Thursday, November 19, 2015

Cee's Compose Yourself Challenge: Week #7 Vertical Lines

It is time for me to try another challenge.  I'm linking this photography post to a blog hop at Cee's Compose Yourself Challenge:  Week #7 Vertical Lines.  At first I thought I had some photos that would work, but as I was selecting them, I also thought they weren't that interesting.  When Cee posted the challenge and I read her explanations about what kind of photos work well for this challenge, I went back to the drawing board and selected some other photos.  Here are the ones that I felt were more interesting than my first selection.

Unedited photo, before cropping so egret is centered

The eye is taken vertically from the reflection in the water to the body of the egret up its very straight neck and then to the top of the reeds. This is a very simple photo, but I really liked capturing the egret when its neck was so absolutely straight.  Having a better reflection would have made it even better.

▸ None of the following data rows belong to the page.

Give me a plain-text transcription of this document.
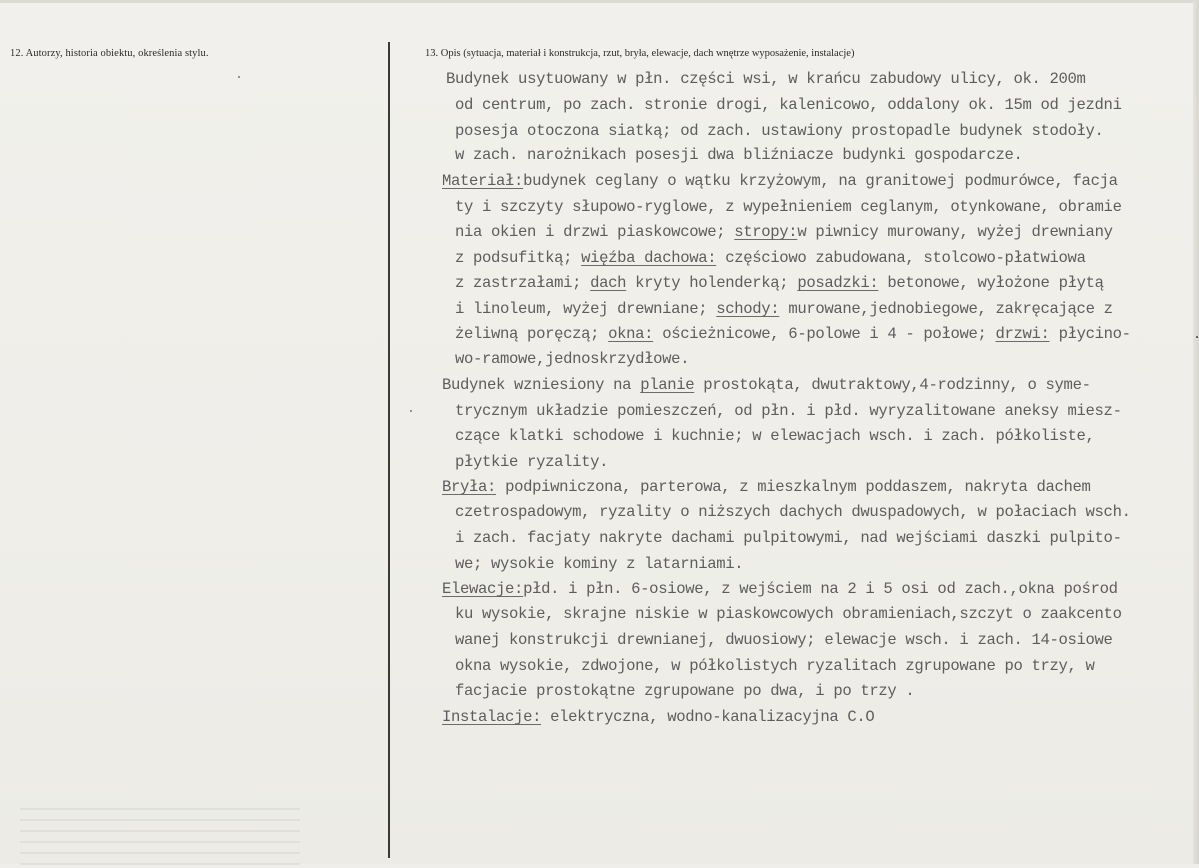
12. Autorzy, historia obiektu, określenia stylu.	13. Opis (sytuacja, materiał i konstrukcja, rzut, bryła, elewacje, dach wnętrze wyposażenie, instalacje)
Budynek usytuowany w płn. części wsi, w krańcu zabudowy ulicy, ok. 200m
od centrum, po zach. stronie drogi, kalenicowo, oddalony ok. 15m od jezdni
posesja otoczona siatką; od zach. ustawiony prostopadle budynek stodoły.
w zach. narożnikach posesji dwa bliźniacze budynki gospodarcze.
Materiał:budynek ceglany o wątku krzyżowym, na granitowej podmurówce, facja
ty i szczyty słupowo-ryglowe, z wypełnieniem ceglanym, otynkowane, obramie
nia okien i drzwi piaskowcowe; stropy:w piwnicy murowany, wyżej drewniany
z podsufitką; więźba dachowa: częściowo zabudowana, stolcowo-płatwiowa
z zastrzałami; dach kryty holenderką; posadzki: betonowe, wyłożone płytą
i linoleum, wyżej drewniane; schody: murowane,jednobiegowe, zakręcające z
żeliwną poręczą; okna: ościeżnicowe, 6-polowe i 4 - połowe; drzwi: płycino-
wo-ramowe,jednoskrzydłowe.
Budynek wzniesiony na planie prostokąta, dwutraktowy,4-rodzinny, o syme-
trycznym układzie pomieszczeń, od płn. i płd. wyryzalitowane aneksy miesz-
czące klatki schodowe i kuchnie; w elewacjach wsch. i zach. półkoliste,
płytkie ryzality.
Bryła: podpiwniczona, parterowa, z mieszkalnym poddaszem, nakryta dachem
czetrospadowym, ryzality o niższych dachych dwuspadowych, w połaciach wsch.
i zach. facjaty nakryte dachami pulpitowymi, nad wejściami daszki pulpito-
we; wysokie kominy z latarniami.
Elewacje:płd. i płn. 6-osiowe, z wejściem na 2 i 5 osi od zach.,okna pośrod
ku wysokie, skrajne niskie w piaskowcowych obramieniach,szczyt o zaakcento
wanej konstrukcji drewnianej, dwuosiowy; elewacje wsch. i zach. 14-osiowe
okna wysokie, zdwojone, w półkolistych ryzalitach zgrupowane po trzy, w
facjacie prostokątne zgrupowane po dwa, i po trzy .
Instalacje: elektryczna, wodno-kanalizacyjna C.O
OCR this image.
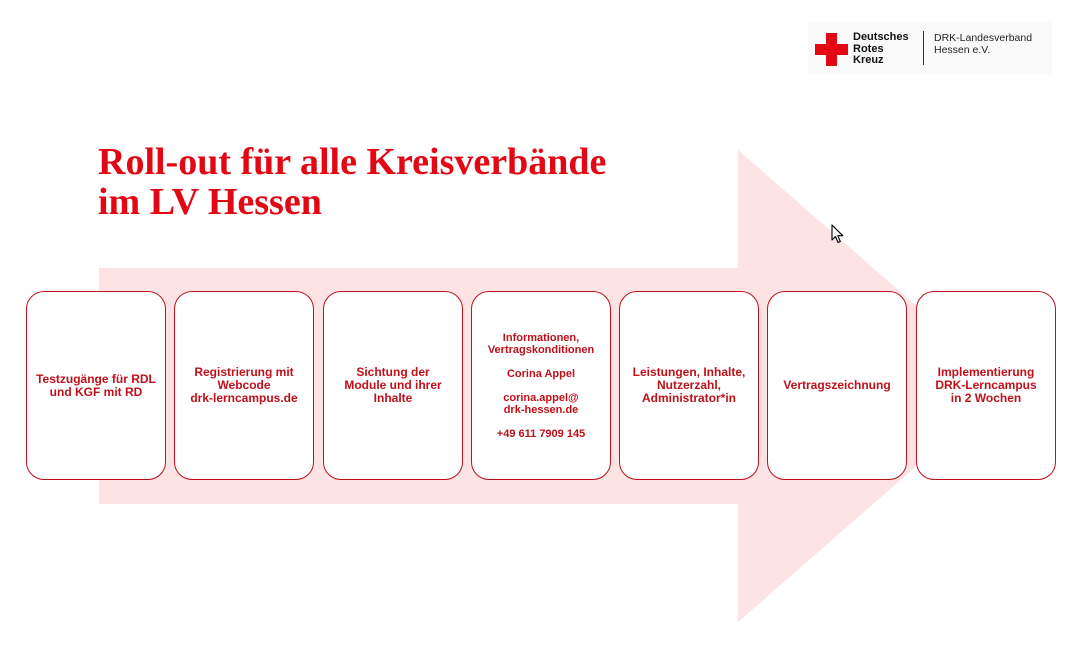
Deutsches
Rotes
Kreuz
DRK-Landesverband
Hessen e.V.
Roll-out für alle Kreisverbände
im LV Hessen
Testzugänge für RDL
und KGF mit RD
Registrierung mit
Webcode
drk-lerncampus.de
Sichtung der
Module und ihrer
Inhalte
Informationen,
Vertragskonditionen
Corina Appel
corina.appel@
drk-hessen.de
+49 611 7909 145
Leistungen, Inhalte,
Nutzerzahl,
Administrator*in
Vertragszeichnung
Implementierung
DRK-Lerncampus
in 2 Wochen
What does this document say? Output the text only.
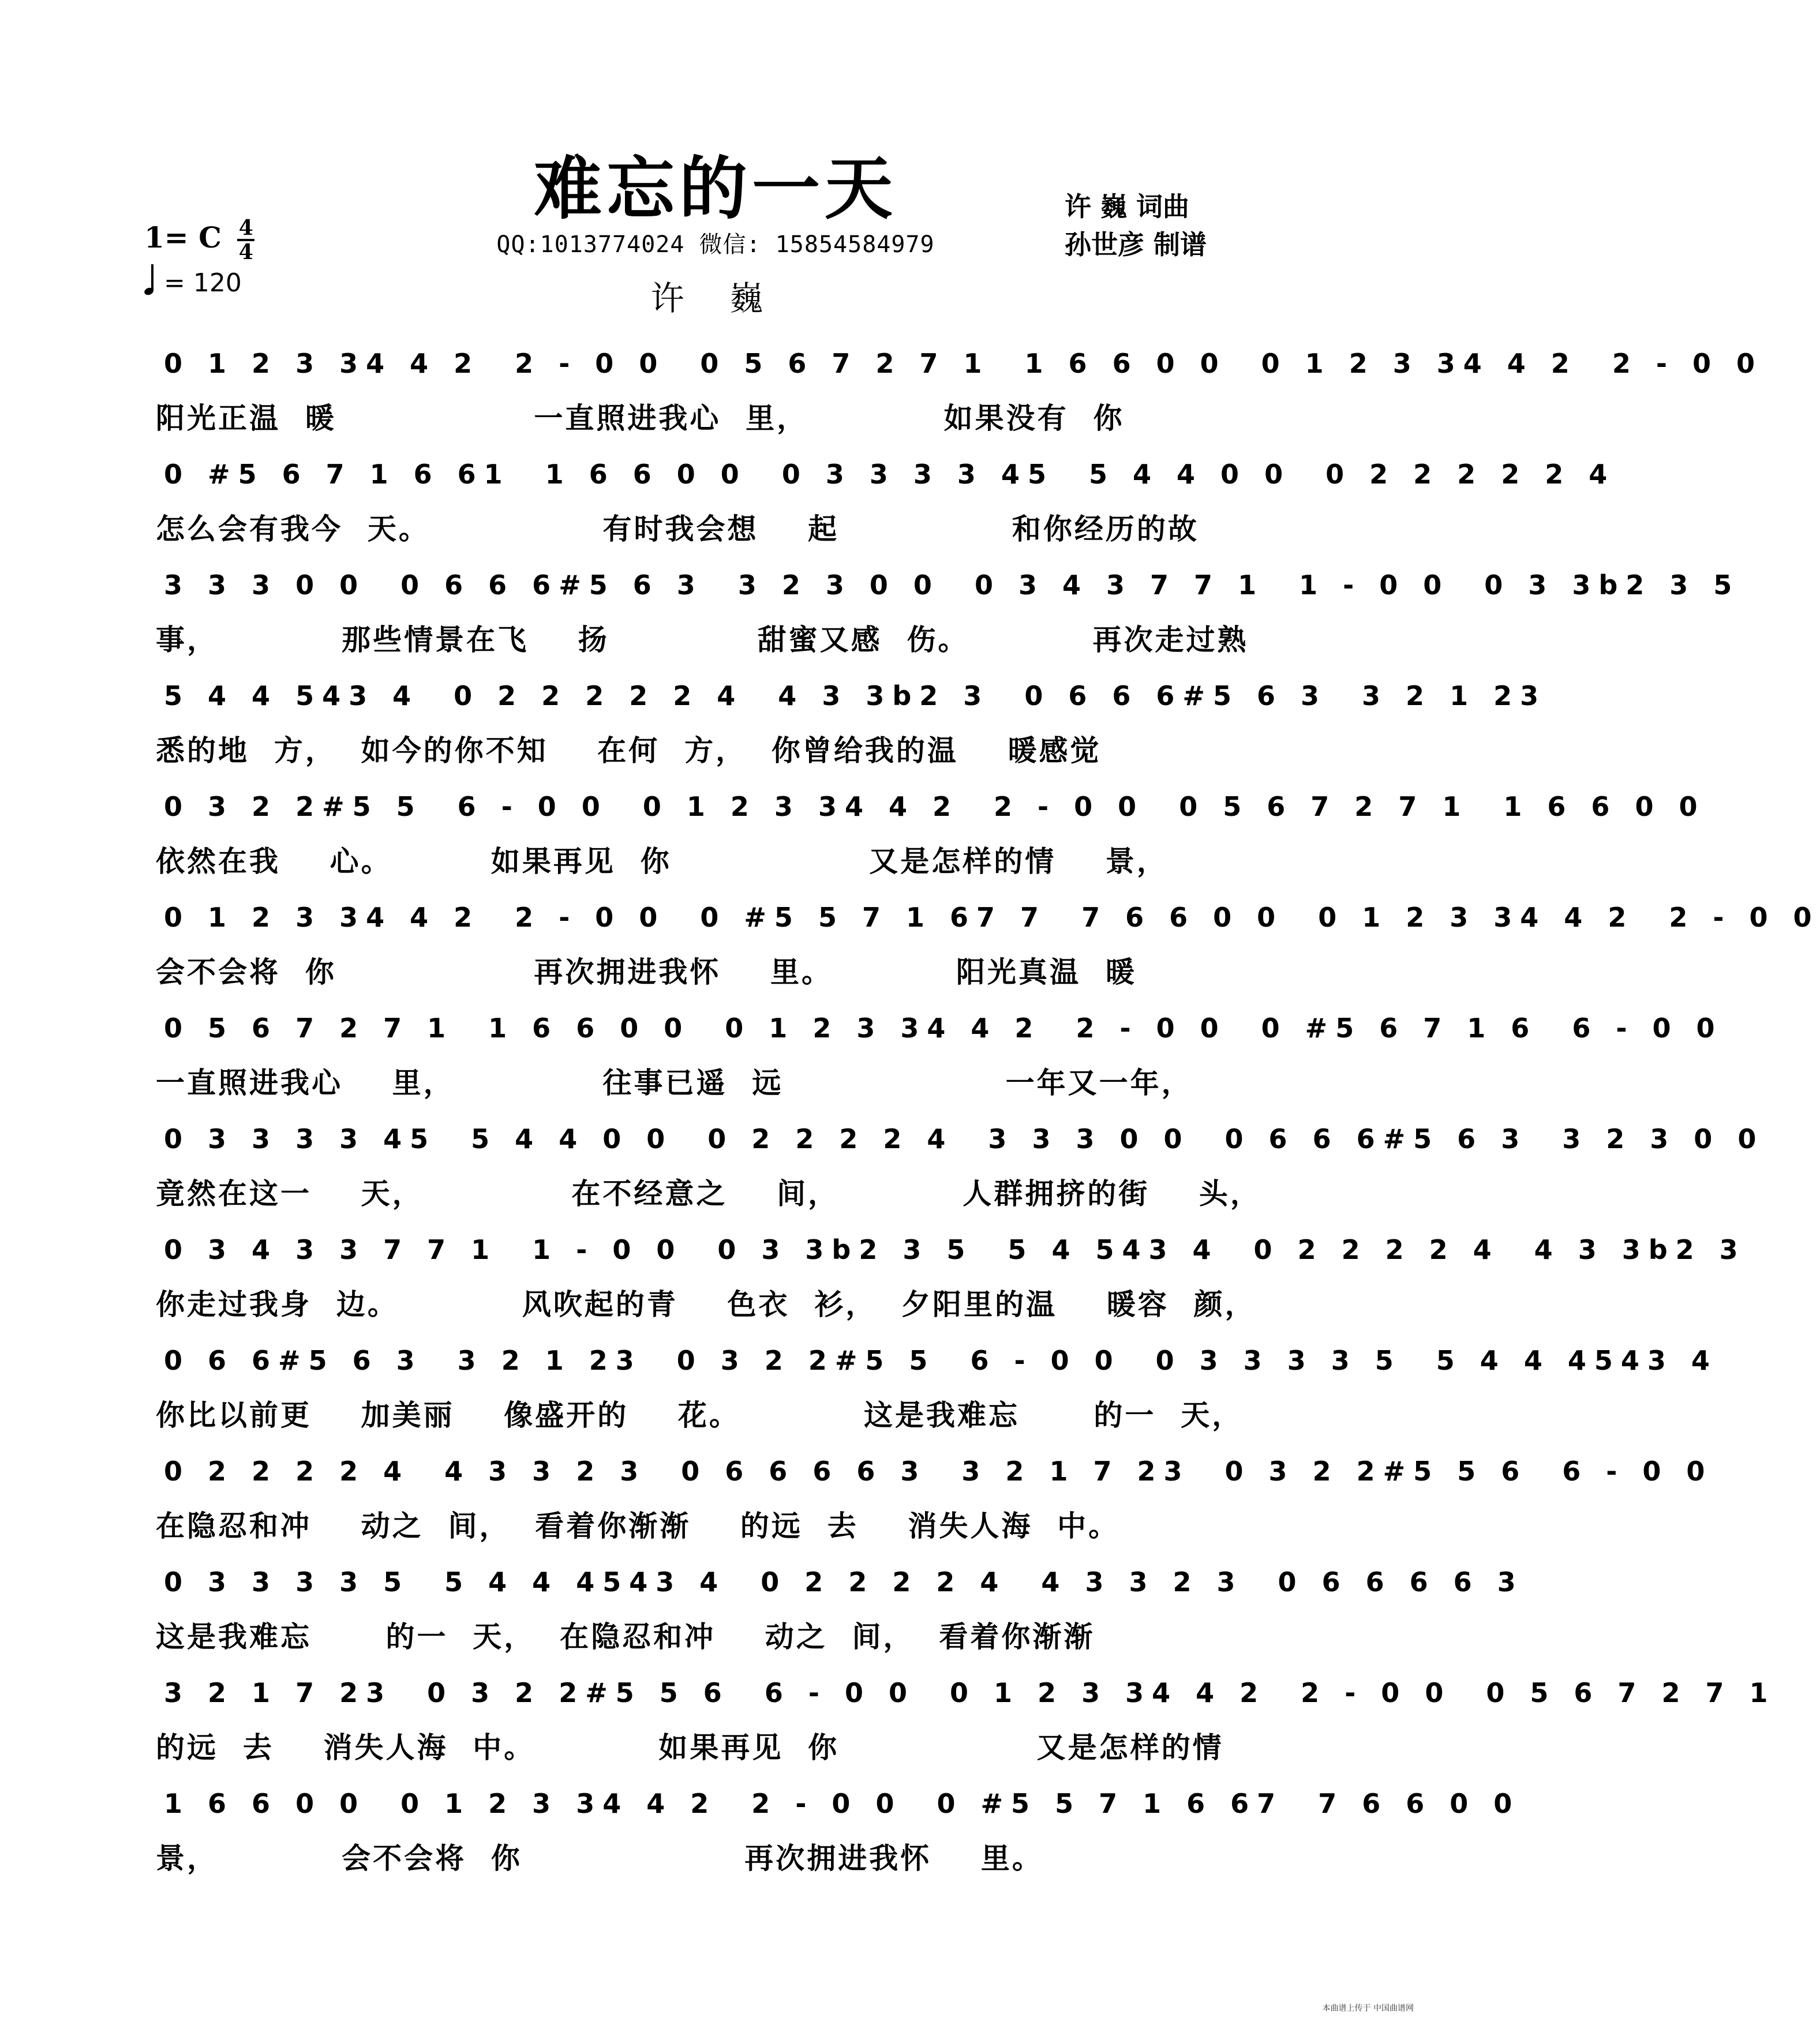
难忘的一天
QQ:1013774024 微信: 15854584979
许 巍
许 巍 词曲
孙世彦 制谱
1= C $\frac{4}{4}$
= 120
0 1 2 3 34 4 2  2 - 0 0  0 5 6 7 2 7 1  1 6 6 0 0  0 1 2 3 34 4 2  2 - 0 0
阳光正温  暖                一直照进我心  里，           如果没有  你
0 #5 6 7 1 6 61  1 6 6 0 0  0 3 3 3 3 45  5 4 4 0 0  0 2 2 2 2 2 4
怎么会有我今  天。              有时我会想    起              和你经历的故
3 3 3 0 0  0 6 6 6#5 6 3  3 2 3 0 0  0 3 4 3 7 7 1  1 - 0 0  0 3 3b2 3 5
事，          那些情景在飞    扬            甜蜜又感  伤。          再次走过熟
5 4 4 543 4  0 2 2 2 2 2 4  4 3 3b2 3  0 6 6 6#5 6 3  3 2 1 23
悉的地  方，  如今的你不知    在何  方，  你曾给我的温    暖感觉
0 3 2 2#5 5  6 - 0 0  0 1 2 3 34 4 2  2 - 0 0  0 5 6 7 2 7 1  1 6 6 0 0
依然在我    心。        如果再见  你                又是怎样的情    景，
0 1 2 3 34 4 2  2 - 0 0  0 #5 5 7 1 67 7  7 6 6 0 0  0 1 2 3 34 4 2  2 - 0 0
会不会将  你                再次拥进我怀    里。          阳光真温  暖
0 5 6 7 2 7 1  1 6 6 0 0  0 1 2 3 34 4 2  2 - 0 0  0 #5 6 7 1 6  6 - 0 0
一直照进我心    里，            往事已遥  远                  一年又一年，
0 3 3 3 3 45  5 4 4 0 0  0 2 2 2 2 4  3 3 3 0 0  0 6 6 6#5 6 3  3 2 3 0 0
竟然在这一    天，            在不经意之    间，          人群拥挤的街    头，
0 3 4 3 3 7 7 1  1 - 0 0  0 3 3b2 3 5  5 4 543 4  0 2 2 2 2 4  4 3 3b2 3
你走过我身  边。          风吹起的青    色衣  衫，  夕阳里的温    暖容  颜，
0 6 6#5 6 3  3 2 1 23  0 3 2 2#5 5  6 - 0 0  0 3 3 3 3 5  5 4 4 4543 4
你比以前更    加美丽    像盛开的    花。          这是我难忘      的一  天，
0 2 2 2 2 4  4 3 3 2 3  0 6 6 6 6 3  3 2 1 7 23  0 3 2 2#5 5 6  6 - 0 0
在隐忍和冲    动之  间，  看着你渐渐    的远  去    消失人海  中。
0 3 3 3 3 5  5 4 4 4543 4  0 2 2 2 2 4  4 3 3 2 3  0 6 6 6 6 3
这是我难忘      的一  天，  在隐忍和冲    动之  间，  看着你渐渐
3 2 1 7 23  0 3 2 2#5 5 6  6 - 0 0  0 1 2 3 34 4 2  2 - 0 0  0 5 6 7 2 7 1
的远  去    消失人海  中。          如果再见  你                又是怎样的情
1 6 6 0 0  0 1 2 3 34 4 2  2 - 0 0  0 #5 5 7 1 6 67  7 6 6 0 0
景，          会不会将  你                  再次拥进我怀    里。
本曲谱上传于 中国曲谱网
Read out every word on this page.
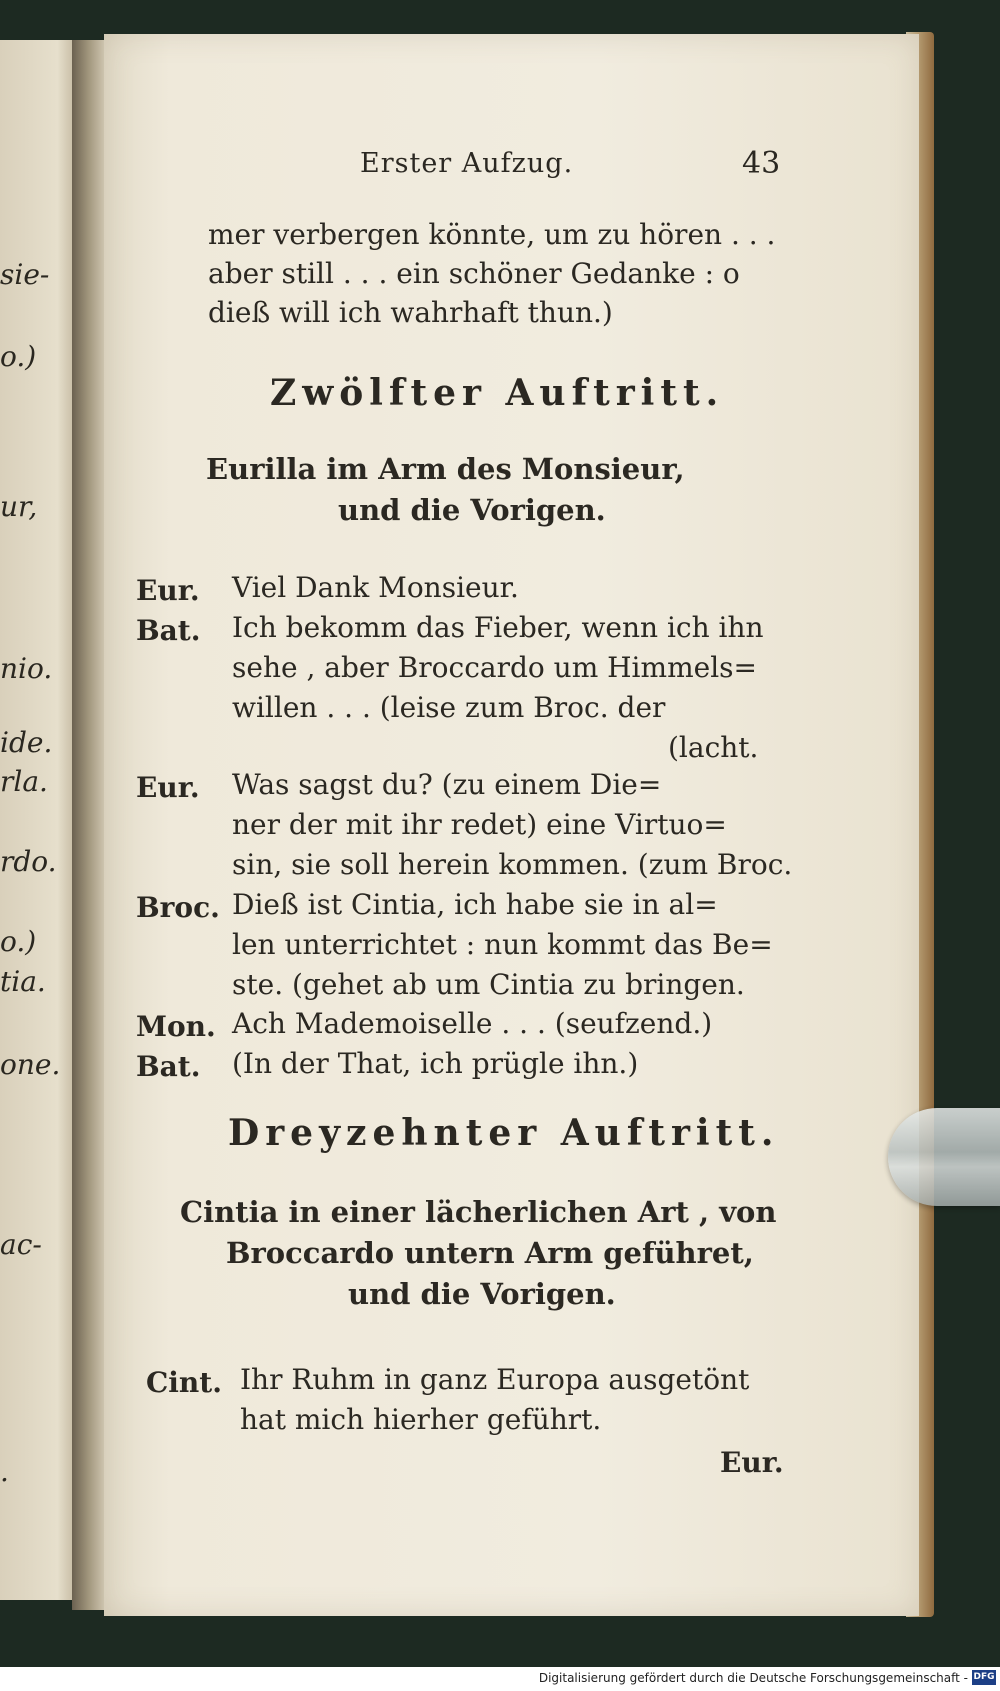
sie-
o.)
ur,
nio.
ide.
rla.
rdo.
o.)
tia.
one.
ac-
.
Erster Aufzug.	43
mer verbergen könnte, um zu hören . . .
aber still . . . ein schöner Gedanke : o
dieß will ich wahrhaft thun.)
Zwölfter Auftritt.
Eurilla im Arm des Monsieur,
und die Vorigen.
Eur. Viel Dank Monsieur.
Bat. Ich bekomm das Fieber, wenn ich ihn
sehe , aber Broccardo um Himmels=
willen . . . (leise zum Broc. der
(lacht.
Eur. Was sagst du? (zu einem Die=
ner der mit ihr redet) eine Virtuo=
sin, sie soll herein kommen. (zum Broc.
Broc. Dieß ist Cintia, ich habe sie in al=
len unterrichtet : nun kommt das Be=
ste. (gehet ab um Cintia zu bringen.
Mon. Ach Mademoiselle . . . (seufzend.)
Bat. (In der That, ich prügle ihn.)
Dreyzehnter Auftritt.
Cintia in einer lächerlichen Art , von
Broccardo untern Arm geführet,
und die Vorigen.
Cint. Ihr Ruhm in ganz Europa ausgetönt
hat mich hierher geführt.
Eur.
Digitalisierung gefördert durch die Deutsche Forschungsgemeinschaft - DFG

Unedited photo, before straightening and cropping out bench and telephone pole

The eyes see the flowering tulips at the lower left, then the miniature windmill, the the fir tree, and then the wisp of a cloud. It would have been better if I'd had a little more of the cloud at the top. 

Unedited photo, before cropping some of the clouds and shoreline on left
The eyes move vertically from the water in sand to the steps of waves to the sunset to the clouds.

Unedited photo, before slight straightening

There are a couple of ways the eyes see this building vertically.  One is to go to the clock, then the windows, and finally the spire.  The other is to glance upward on either of the columns on the side of the clock and then move to the spire.

Unedited photo, before cropping on right side

The eyes may focus on the fisherman, then the pole by him, and the the tops of the trees across the river.  Another way to see vertically, is to follow the white tops of the poles and then to the tops of the trees across the river from the pole at the bottom of the ramp.


  1. A very wonderful post. I think you got it Pat. Thanks ever so much for playing. :D

    1. Thank you and thank you for your essay to help me better understand the concept.